According to Echorouk, Belhadi’s family was not informed about his whereabouts until they learned about his execution from satellite channels.
Iraqi authorities admit the presence of 14 Algerians in Iraqi prisons, sentenced to terms ranging from 10 to 15 years. At least four other Algerians are in prison in Iraqi Kurdistan.
The Algerian judiciary has recently opened investigations into persons accused of working for a network for recruiting Algerian fighters in Iraq.
“Investigations conducted by the security authorities between 2006 and 2008 showed that there are organisations in Europe that recruit Algerians to carry out operations in Iraq, and that they were specifically targeting young people and university students,” said Kamal Hadef, a journalist specialising in security affairs.
“The investigations revealed that such recruitment networks depend on persuasion and temptation, exploitation of religious discourse and jihadist tone, and on taking advantage of the miserable social conditions,” Hadef added.
Hadef said the terrorist recruiters would focus on fugitives or those who took part in foreign wars because they were easy targets and already had experience.
In her turn, Saida Benhabiles, a rights activist concerned with defending victims of terrorism and a former minister, said that civil society organisations “have tried for years to raise awareness about the danger of recruiting young people to go to states that witness armed conflicts”.
Civil society organisations would work with youths “to urge them to distance themselves from some ideas that try to sow despair in their souls”, Benhabiles said, adding that many were drawn to conflicts because of videos found on the internet.
She added that it was “difficult to counter this issue under the current conditions. Youth recruitment is on-going now, and has taken other destinations towards Syria, Mali and elsewhere”.
Naima Hamdi, president of an association to help youth integration, said that her group used to organise seminars on Algerians going to fight abroad.

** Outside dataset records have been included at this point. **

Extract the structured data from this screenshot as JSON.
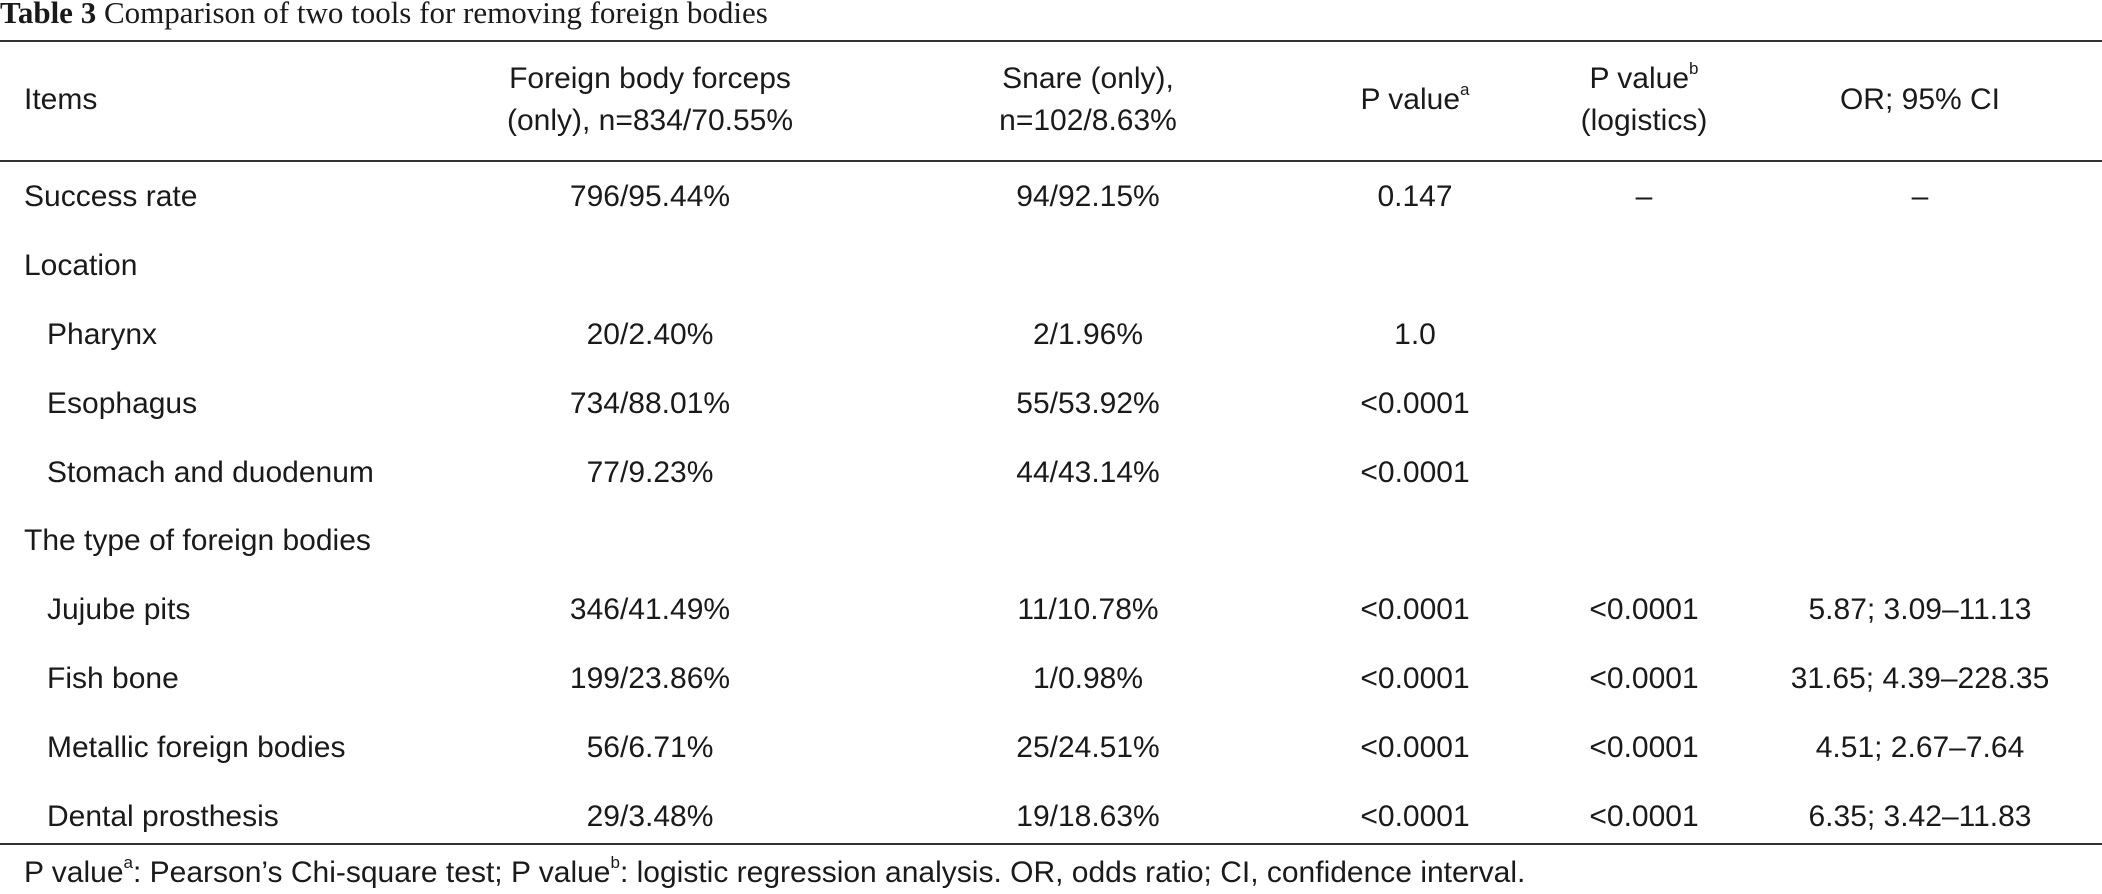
{
  "table": {
    "title_label": "Table 3",
    "title_text": "Comparison of two tools for removing foreign bodies",
    "headers": {
      "items": "Items",
      "forceps_line1": "Foreign body forceps",
      "forceps_line2": "(only), n=834/70.55%",
      "snare_line1": "Snare (only),",
      "snare_line2": "n=102/8.63%",
      "pvalue_a": "P value",
      "pvalue_a_sup": "a",
      "pvalue_b": "P value",
      "pvalue_b_sup": "b",
      "pvalue_b_line2": "(logistics)",
      "or_ci": "OR; 95% CI"
    },
    "rows": [
      {
        "item": "Success rate",
        "indent": false,
        "forceps": "796/95.44%",
        "snare": "94/92.15%",
        "p_a": "0.147",
        "p_b": "–",
        "or_ci": "–"
      },
      {
        "item": "Location",
        "indent": false,
        "forceps": "",
        "snare": "",
        "p_a": "",
        "p_b": "",
        "or_ci": ""
      },
      {
        "item": "Pharynx",
        "indent": true,
        "forceps": "20/2.40%",
        "snare": "2/1.96%",
        "p_a": "1.0",
        "p_b": "",
        "or_ci": ""
      },
      {
        "item": "Esophagus",
        "indent": true,
        "forceps": "734/88.01%",
        "snare": "55/53.92%",
        "p_a": "<0.0001",
        "p_b": "",
        "or_ci": ""
      },
      {
        "item": "Stomach and duodenum",
        "indent": true,
        "forceps": "77/9.23%",
        "snare": "44/43.14%",
        "p_a": "<0.0001",
        "p_b": "",
        "or_ci": ""
      },
      {
        "item": "The type of foreign bodies",
        "indent": false,
        "forceps": "",
        "snare": "",
        "p_a": "",
        "p_b": "",
        "or_ci": ""
      },
      {
        "item": "Jujube pits",
        "indent": true,
        "forceps": "346/41.49%",
        "snare": "11/10.78%",
        "p_a": "<0.0001",
        "p_b": "<0.0001",
        "or_ci": "5.87; 3.09–11.13"
      },
      {
        "item": "Fish bone",
        "indent": true,
        "forceps": "199/23.86%",
        "snare": "1/0.98%",
        "p_a": "<0.0001",
        "p_b": "<0.0001",
        "or_ci": "31.65; 4.39–228.35"
      },
      {
        "item": "Metallic foreign bodies",
        "indent": true,
        "forceps": "56/6.71%",
        "snare": "25/24.51%",
        "p_a": "<0.0001",
        "p_b": "<0.0001",
        "or_ci": "4.51; 2.67–7.64"
      },
      {
        "item": "Dental prosthesis",
        "indent": true,
        "forceps": "29/3.48%",
        "snare": "19/18.63%",
        "p_a": "<0.0001",
        "p_b": "<0.0001",
        "or_ci": "6.35; 3.42–11.83"
      }
    ],
    "footnote": {
      "part1": "P value",
      "sup_a": "a",
      "part2": ": Pearson’s Chi-square test; P value",
      "sup_b": "b",
      "part3": ": logistic regression analysis. OR, odds ratio; CI, confidence interval."
    }
  }
}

“It became crystal clear that some of those young people lack knowledge about what such a decision would lead to,” Hamdi said. “Some of them listen to opinions of unknown source promoted on the internet without knowing the ones who actually express them or the goals behind them.”
“We tried to reveal some facts and we sometimes used religious faqihs (jurists) to respond to some fallacies in those young people’s minds,” Hamdi said.
But she added that these efforts were still insufficient to counter the activities of associations that try “to recruit young people and exploit them in conflicts”.